14.08.1996, środa 17:00 – widzów 2000
Relacja GieKSy
Mecz w środę. Na Bukowej 5 osób z Bełchatowa. Po meczu niektórzy postanowili zaczekać na Ruch, który wracał z Tychów, według relacji Dąbrowy tego dnia chorzowscy stracili 13 szali.
Źródło: zin SZALEŃCY Z BUKOWEJ nr 0, 1997 (Katowice)
Relacja GieKSiarza
Na Bukowej pojawiło się 3 fanów z Bełchatowa.
Źródło: zin BANDITEN nr 1, 1997 (Świętochłowice)
W Katowicach pojawiło się 7 fanów z Bełchatowa.
Źródło: zin CZARNI RYCERZE 1997 nr 4 (Bydgoszcz)

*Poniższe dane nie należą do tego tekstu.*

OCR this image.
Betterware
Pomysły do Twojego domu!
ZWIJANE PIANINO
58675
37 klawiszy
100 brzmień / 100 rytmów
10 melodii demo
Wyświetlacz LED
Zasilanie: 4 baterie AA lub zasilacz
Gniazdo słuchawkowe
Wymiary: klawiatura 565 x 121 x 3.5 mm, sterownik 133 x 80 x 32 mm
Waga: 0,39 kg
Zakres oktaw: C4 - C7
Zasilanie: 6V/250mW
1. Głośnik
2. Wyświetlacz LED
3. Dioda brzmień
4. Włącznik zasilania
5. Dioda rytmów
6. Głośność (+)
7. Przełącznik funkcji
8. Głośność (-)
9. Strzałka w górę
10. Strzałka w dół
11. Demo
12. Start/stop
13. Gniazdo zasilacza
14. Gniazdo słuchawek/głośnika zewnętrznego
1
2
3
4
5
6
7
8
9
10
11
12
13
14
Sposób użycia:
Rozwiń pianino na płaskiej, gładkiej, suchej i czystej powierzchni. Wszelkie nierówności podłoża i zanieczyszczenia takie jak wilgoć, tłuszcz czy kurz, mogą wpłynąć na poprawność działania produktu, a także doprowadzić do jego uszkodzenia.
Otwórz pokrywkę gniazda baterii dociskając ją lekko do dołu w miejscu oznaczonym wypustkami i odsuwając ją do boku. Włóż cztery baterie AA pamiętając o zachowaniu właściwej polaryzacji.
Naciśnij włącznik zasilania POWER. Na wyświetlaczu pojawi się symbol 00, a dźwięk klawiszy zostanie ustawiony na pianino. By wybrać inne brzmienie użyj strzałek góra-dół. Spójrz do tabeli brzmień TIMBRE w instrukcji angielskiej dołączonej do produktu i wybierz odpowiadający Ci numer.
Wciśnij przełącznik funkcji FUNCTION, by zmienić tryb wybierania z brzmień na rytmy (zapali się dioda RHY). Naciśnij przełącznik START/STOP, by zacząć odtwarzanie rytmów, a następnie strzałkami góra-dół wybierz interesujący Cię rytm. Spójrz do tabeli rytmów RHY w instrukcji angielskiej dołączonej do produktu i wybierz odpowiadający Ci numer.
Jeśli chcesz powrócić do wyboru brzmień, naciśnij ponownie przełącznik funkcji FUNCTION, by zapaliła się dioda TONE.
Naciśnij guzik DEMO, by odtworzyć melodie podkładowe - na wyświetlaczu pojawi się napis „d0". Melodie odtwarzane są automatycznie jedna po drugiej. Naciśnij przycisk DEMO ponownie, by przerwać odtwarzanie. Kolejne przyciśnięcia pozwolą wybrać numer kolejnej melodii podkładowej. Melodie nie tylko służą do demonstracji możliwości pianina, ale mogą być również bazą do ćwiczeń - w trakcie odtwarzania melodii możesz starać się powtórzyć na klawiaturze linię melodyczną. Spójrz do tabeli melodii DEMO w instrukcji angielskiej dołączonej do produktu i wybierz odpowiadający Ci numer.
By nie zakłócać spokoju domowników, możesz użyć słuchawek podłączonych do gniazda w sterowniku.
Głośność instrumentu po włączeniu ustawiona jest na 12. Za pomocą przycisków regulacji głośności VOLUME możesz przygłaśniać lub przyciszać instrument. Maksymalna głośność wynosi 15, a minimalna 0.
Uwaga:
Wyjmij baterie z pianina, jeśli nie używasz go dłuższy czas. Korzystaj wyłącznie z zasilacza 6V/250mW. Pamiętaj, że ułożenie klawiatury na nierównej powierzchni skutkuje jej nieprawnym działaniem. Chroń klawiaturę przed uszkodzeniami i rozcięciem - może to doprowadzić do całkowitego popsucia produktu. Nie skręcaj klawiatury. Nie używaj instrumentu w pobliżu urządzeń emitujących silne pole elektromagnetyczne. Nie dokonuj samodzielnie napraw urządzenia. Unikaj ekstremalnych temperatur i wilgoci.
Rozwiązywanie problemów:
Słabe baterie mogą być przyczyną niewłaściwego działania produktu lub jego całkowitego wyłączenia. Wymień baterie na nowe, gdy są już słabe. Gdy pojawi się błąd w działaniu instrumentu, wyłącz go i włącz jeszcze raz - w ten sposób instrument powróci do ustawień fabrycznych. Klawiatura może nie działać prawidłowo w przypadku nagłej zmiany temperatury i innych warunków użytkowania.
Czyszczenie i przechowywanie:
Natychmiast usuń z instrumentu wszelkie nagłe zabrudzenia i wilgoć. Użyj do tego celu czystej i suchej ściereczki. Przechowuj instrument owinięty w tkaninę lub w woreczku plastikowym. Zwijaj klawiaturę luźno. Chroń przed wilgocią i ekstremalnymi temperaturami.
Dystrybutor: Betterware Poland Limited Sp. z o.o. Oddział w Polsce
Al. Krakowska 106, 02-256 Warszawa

Relacja fana GieKSy z Olkusza
Pojawiają się pierwsze plany wyjazdu na Bukową i w końcu nasze marzenie staje się faktem 14.08.1996 – mecz z GKS-em Bełchatów. Zbieramy się w 4 osoby i ruszamy pierwszy raz ku przygodzie. I jak się okazało było ich trochę, ale po kolei. Na dworcu spotykamy innych chłopaków, więc jest nas więcej, w Sławkowie dosiadają się kolejni i z wypiekami na twarzy dojeżdżamy do Katowic. A tam niespodzianka – na dworcu w oczekiwaniu na pociąg do Tychów, stoi kilka setek ruchu. Choć byliśmy pierwszy raz wiedzieliśmy co to oznacza, najlepsze jest to, że na dworzec wychodzimy w barwach Smrody były chyba bardziej zaskoczone od nas (lub co bardziej prawdopodobne trafiliśmy na ciulatą cześć ich składu), więc szybko zbiegamy po schodach, chowamy barwy i opuszczamy dworzec. Niestety smrody dopadają jednego z nas i chłopak zalicza mała przekopkę. Następnie lądujemy na Bukowej – dziś powiedziałbym, że mecz był co najmniej przeciętny, jednak dla nas było to niesamowite przeżycie Wynik niestety 0:1, ale to nie było ważne – byliśmy w końcu na GieKSie!
Źródło: zin SK1964 nr 29 (Katowice) listopad 2010
Oflagowanie m.in.: PSEUDOKIBICE KOCHAJĄ ŚLĄSKA STOLICE, MYDLNICE, CENTRUM, JAWORZNO, DĄBROWA GÓRNICZA.